Once purified water is mixed with dialysate concentrate, its conductivity increases, since water that contains charged ions conducts electricity. During dialysis, the conductivity of dialysis solution is continuously monitored to ensure that the water and dialysate concentrate are being mixed in the proper proportions. Both excessively concentrated dialysis solution and excessively dilute solution can cause severe clinical problems.
Dialyzer membranes used to be made primarily of cellulose (derived from cotton linter). The surface of such membranes was not very biocompatible, because exposed hydroxyl groups would activate complement in the blood passing by the membrane. Therefore, the basic, "unsubstituted" cellulose membrane was modified. One change was to cover these hydroxyl groups with acetate groups (cellulose acetate); another was to mix in some compounds that would inhibit complement activation at the membrane surface (modified cellulose). The original "unsubstituted cellulose" membranes are no longer in wide use, whereas cellulose acetate and modified cellulose dialyzers are still used. Cellulosic membranes can be made in either low-flux or high-flux configuration, depending on their pore size.
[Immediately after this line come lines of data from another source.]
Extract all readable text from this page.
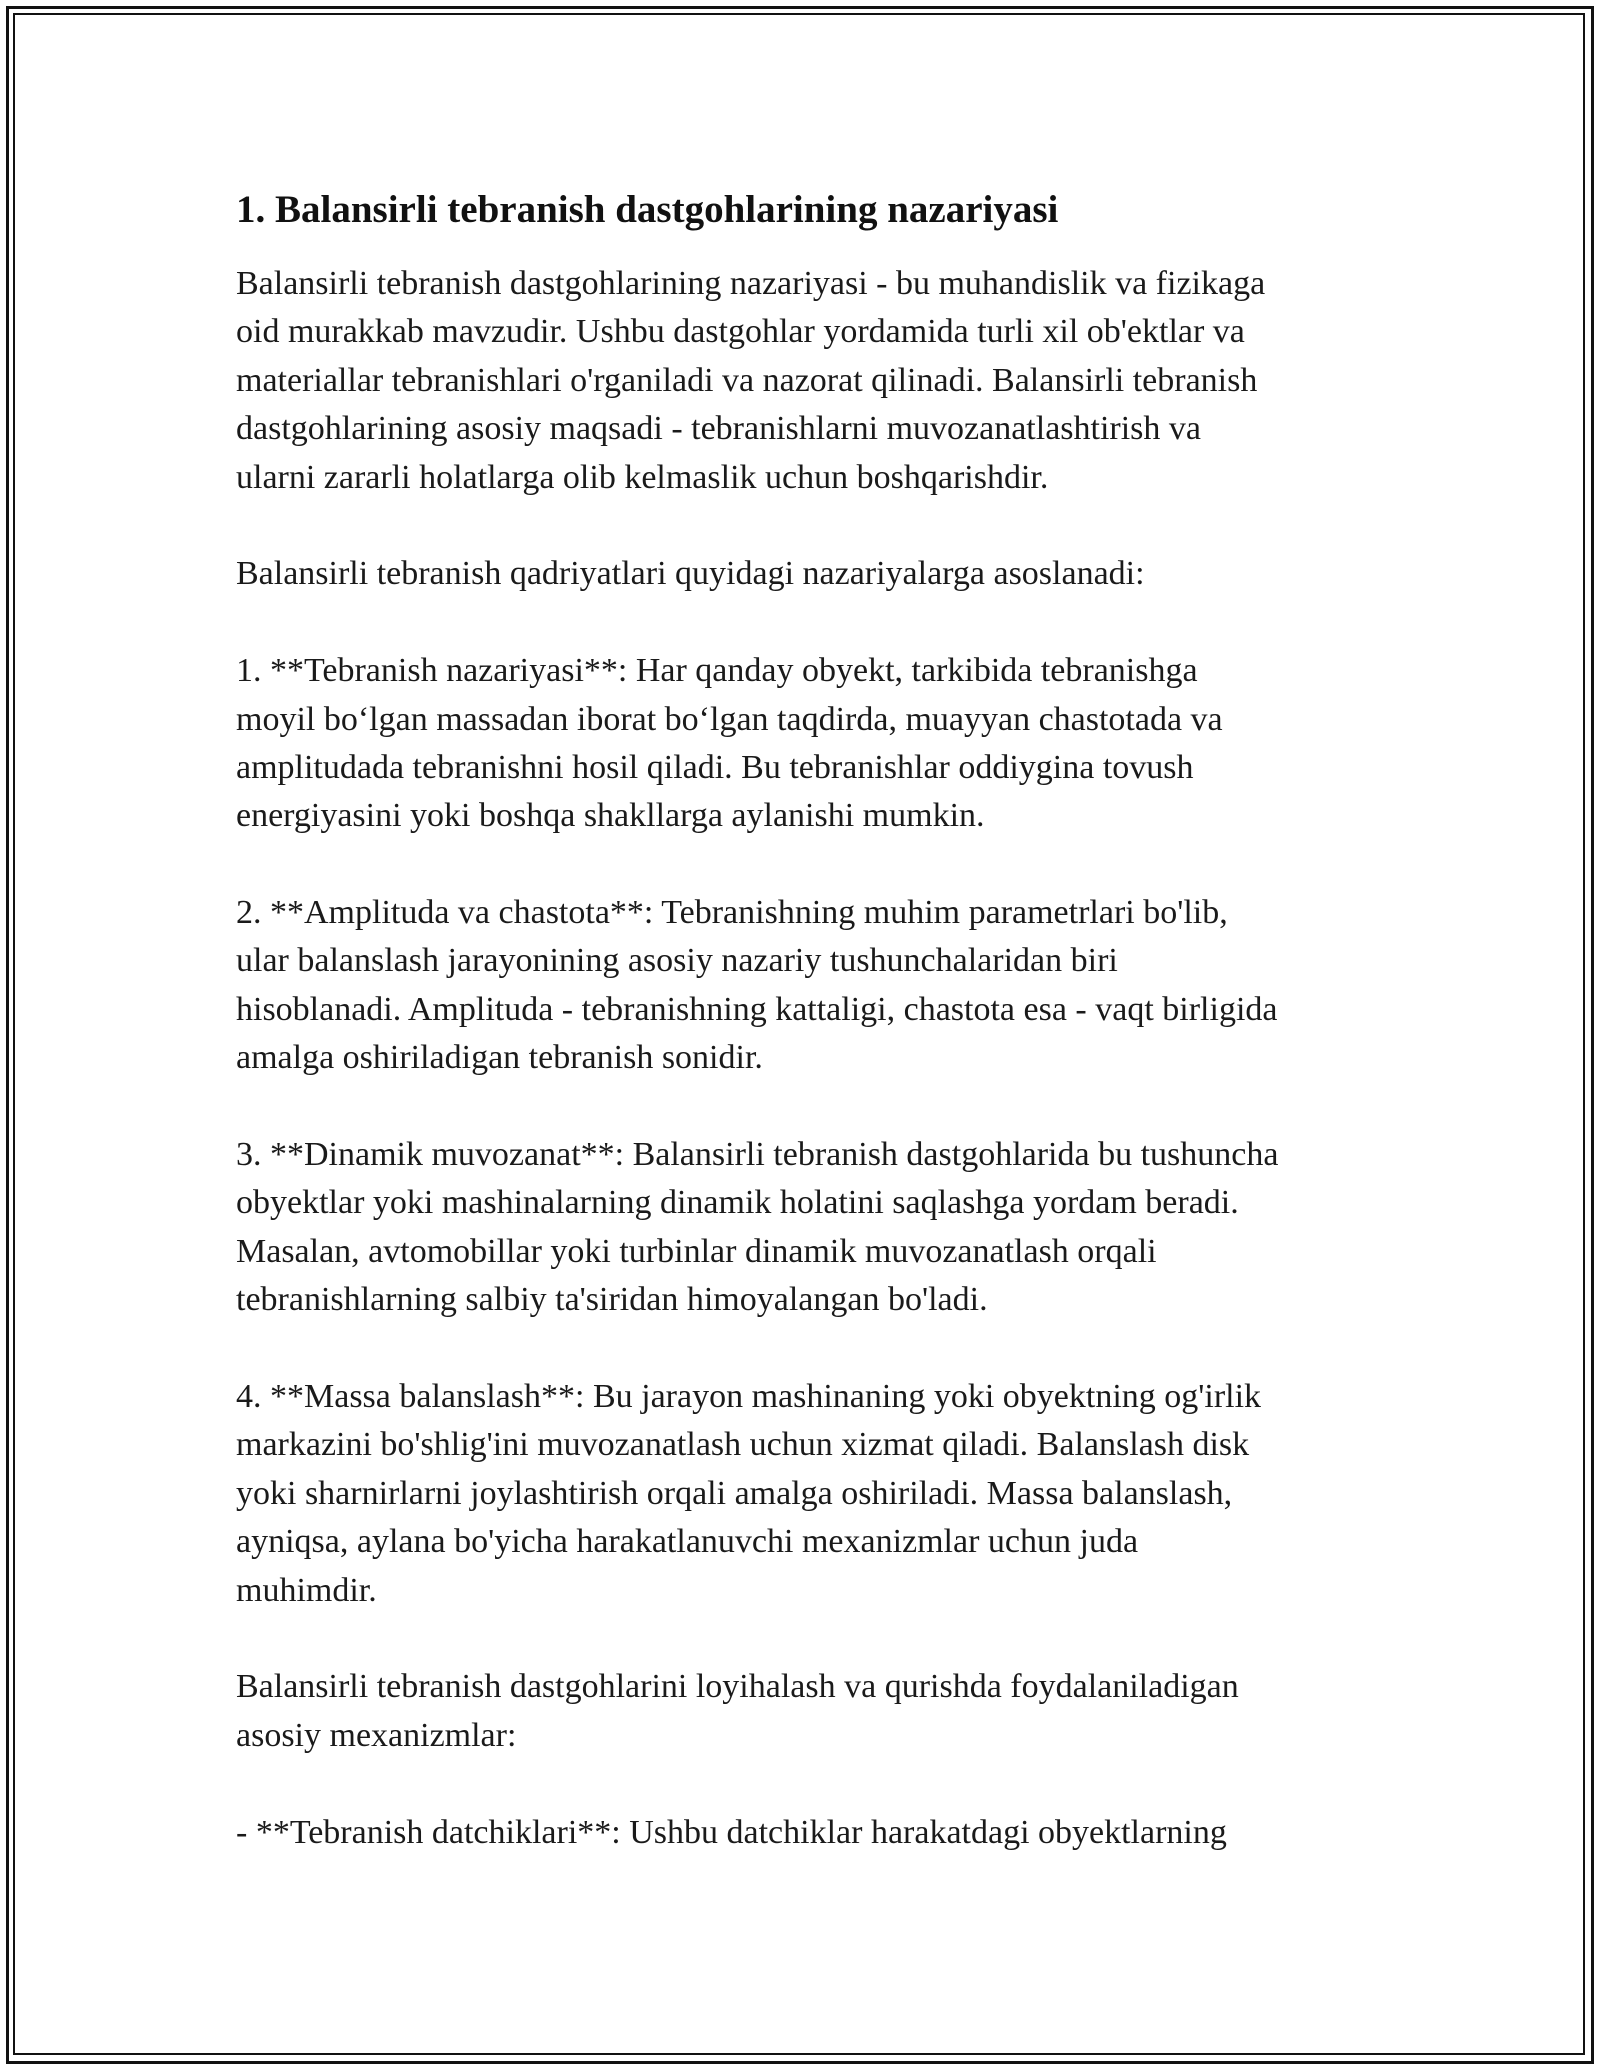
1. Balansirli tebranish dastgohlarining nazariyasi
Balansirli tebranish dastgohlarining nazariyasi - bu muhandislik va fizikaga
oid murakkab mavzudir. Ushbu dastgohlar yordamida turli xil ob'ektlar va
materiallar tebranishlari o'rganiladi va nazorat qilinadi. Balansirli tebranish
dastgohlarining asosiy maqsadi - tebranishlarni muvozanatlashtirish va
ularni zararli holatlarga olib kelmaslik uchun boshqarishdir.
Balansirli tebranish qadriyatlari quyidagi nazariyalarga asoslanadi:
1. **Tebranish nazariyasi**: Har qanday obyekt, tarkibida tebranishga
moyil bo‘lgan massadan iborat bo‘lgan taqdirda, muayyan chastotada va
amplitudada tebranishni hosil qiladi. Bu tebranishlar oddiygina tovush
energiyasini yoki boshqa shakllarga aylanishi mumkin.
2. **Amplituda va chastota**: Tebranishning muhim parametrlari bo'lib,
ular balanslash jarayonining asosiy nazariy tushunchalaridan biri
hisoblanadi. Amplituda - tebranishning kattaligi, chastota esa - vaqt birligida
amalga oshiriladigan tebranish sonidir.
3. **Dinamik muvozanat**: Balansirli tebranish dastgohlarida bu tushuncha
obyektlar yoki mashinalarning dinamik holatini saqlashga yordam beradi.
Masalan, avtomobillar yoki turbinlar dinamik muvozanatlash orqali
tebranishlarning salbiy ta'siridan himoyalangan bo'ladi.
4. **Massa balanslash**: Bu jarayon mashinaning yoki obyektning og'irlik
markazini bo'shlig'ini muvozanatlash uchun xizmat qiladi. Balanslash disk
yoki sharnirlarni joylashtirish orqali amalga oshiriladi. Massa balanslash,
ayniqsa, aylana bo'yicha harakatlanuvchi mexanizmlar uchun juda
muhimdir.
Balansirli tebranish dastgohlarini loyihalash va qurishda foydalaniladigan
asosiy mexanizmlar:
- **Tebranish datchiklari**: Ushbu datchiklar harakatdagi obyektlarning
Another group of membranes is made from synthetic materials, using polymers such as polyarylethersulfone, polyamide, polyvinylpyrrolidone, polycarbonate, and polyacrylonitrile. These synthetic membranes activate complement to a lesser degree than unsubstituted cellulose membranes. Synthetic membranes can be made in either low- or high-flux configuration, but most are high-flux.
Nanotechnology is being used in some of the most recent high-flux membranes to create a uniform pore size. The goal of high-flux membranes is to pass relatively large molecules such as beta-2-microglobulin (MW 11,600 daltons), but not to pass albumin (MW ~66,400 daltons). Every membrane has pores in a range of sizes. As pore size increases, some high-flux dialyzers begin to let albumin pass out of the blood into the dialysate. This is thought to be undesirable, although one school of thought holds that removing some albumin may be beneficial in terms of removing protein-bound uremic toxins.